Plus concrètement, l'admission à la FiTI devrait entraîner de nouveaux investissements dans le secteur de la pêche.

« La publication des contrats va aider les investisseurs potentiels à mieux percevoir les niches disponibles. Par exemple, lorsqu'un investisseur sait que tel autre a été autorisé à pêcher 10 000 tonnes de sardines dans un pays, et que la marge d'augmentation des captures pour cette espèce est limitée, il va choisir, pour sa part, de solliciter une licence pour pêcher une autre espèce », a ajouté Jean-Louis Kromer.

L'arrivée de nouveaux investisseurs présente d'énormes enjeux économiques pour les pays africains qui tirent d'importants revenus de la pêche. C'est, notamment, le cas du Sénégal qui a exporté en 2016 près de 192 000 tonnes de produits halieutiques, soit 14,6 % du volume global des exportations du pays. Signe de son importance, le secteur de la pêche a contribué cette même année pour près de 204 milliards de FCFA au budget national. Au Sénégal, comme en Guinée, en Mauritanie et aux Seychelles, les dividendes tirés de la pêche devraient connaître une forte augmentation après le parachèvement du processus d'adhésion à la FiTI.

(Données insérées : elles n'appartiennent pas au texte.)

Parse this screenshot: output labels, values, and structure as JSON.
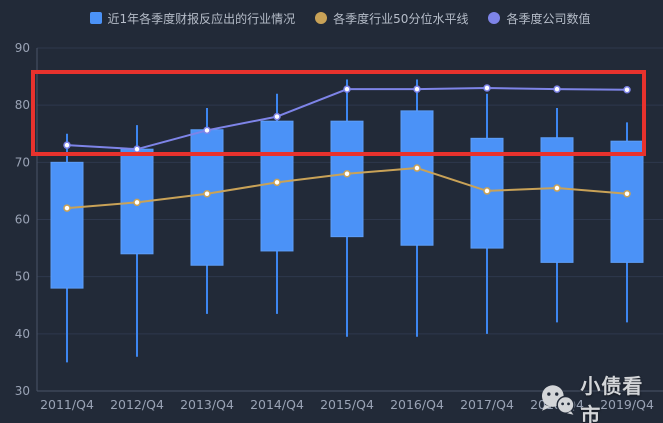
{
  "legend": {
    "items": [
      {
        "label": "近1年各季度财报反应出的行业情况",
        "marker": "square",
        "color": "#4b92f7"
      },
      {
        "label": "各季度行业50分位水平线",
        "marker": "circle",
        "color": "#c9a257"
      },
      {
        "label": "各季度公司数值",
        "marker": "circle",
        "color": "#7e84e8"
      }
    ]
  },
  "watermark": {
    "text": "小债看市",
    "icon": "wechat-logo-icon"
  },
  "colors": {
    "background": "#222a38",
    "grid_line": "#2e384d",
    "axis_line": "#4a5467",
    "tick_label": "#9aa3b5",
    "legend_text": "#b6bdc9",
    "candlestick_fill": "#4b92f7",
    "candlestick_whisker": "#3d86f0",
    "percentile_line": "#c9a257",
    "company_line": "#7e84e8",
    "annotation_red": "#e8322d",
    "watermark_text": "#d3d5d8"
  },
  "chart_data": {
    "type": "candlestick",
    "title": "",
    "categories": [
      "2011/Q4",
      "2012/Q4",
      "2013/Q4",
      "2014/Q4",
      "2015/Q4",
      "2016/Q4",
      "2017/Q4",
      "2018/Q4",
      "2019/Q4"
    ],
    "ylim": [
      30,
      90
    ],
    "yticks": [
      90,
      80,
      70,
      60,
      50,
      40,
      30
    ],
    "grid": true,
    "legend_position": "top",
    "series": [
      {
        "name": "近1年各季度财报反应出的行业情况",
        "type": "candlestick",
        "color": "#4b92f7",
        "data_format": [
          "low",
          "box_bottom",
          "box_top",
          "high"
        ],
        "data": [
          [
            35,
            48,
            70,
            75
          ],
          [
            36,
            54,
            72.3,
            76.5
          ],
          [
            43.5,
            52,
            75.7,
            79.5
          ],
          [
            43.5,
            54.5,
            77.2,
            82
          ],
          [
            39.5,
            57,
            77.2,
            84.5
          ],
          [
            39.5,
            55.5,
            79,
            84.5
          ],
          [
            40,
            55,
            74.2,
            82
          ],
          [
            42,
            52.5,
            74.3,
            79.5
          ],
          [
            42,
            52.5,
            73.7,
            77
          ]
        ]
      },
      {
        "name": "各季度行业50分位水平线",
        "type": "line",
        "color": "#c9a257",
        "values": [
          62,
          63,
          64.5,
          66.5,
          68,
          69,
          65,
          65.5,
          64.5
        ]
      },
      {
        "name": "各季度公司数值",
        "type": "line",
        "color": "#7e84e8",
        "values": [
          73,
          72.3,
          75.6,
          78,
          82.8,
          82.8,
          83,
          82.8,
          82.7
        ]
      }
    ],
    "annotation": {
      "shape": "rectangle",
      "color": "#e8322d",
      "y_from": 71,
      "y_to": 85.8,
      "note": "red highlight box spanning all categories across the upper band"
    }
  }
}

Il aurait aussi pour conséquence indirecte de contribuer à la réduction de la pêche illégale. Toutefois, pour porter le coup de grâce à ce fléau qui affecte, à des degrés divers, tout le continent, il va falloir que les États acceptent de mutualiser leurs moyens humains et techniques. En tout cas, il n'existe aucune autre alternative pour assurer une meilleure surveillance des frontières maritimes nationales et une gestion durable des ressources marines. La charte africaine de la sécurité maritime adoptée en octobre 2016 à Lomé, lors du sommet extraordinaire de l'Union africaine sur la sécurité maritime, les y encourage fortement.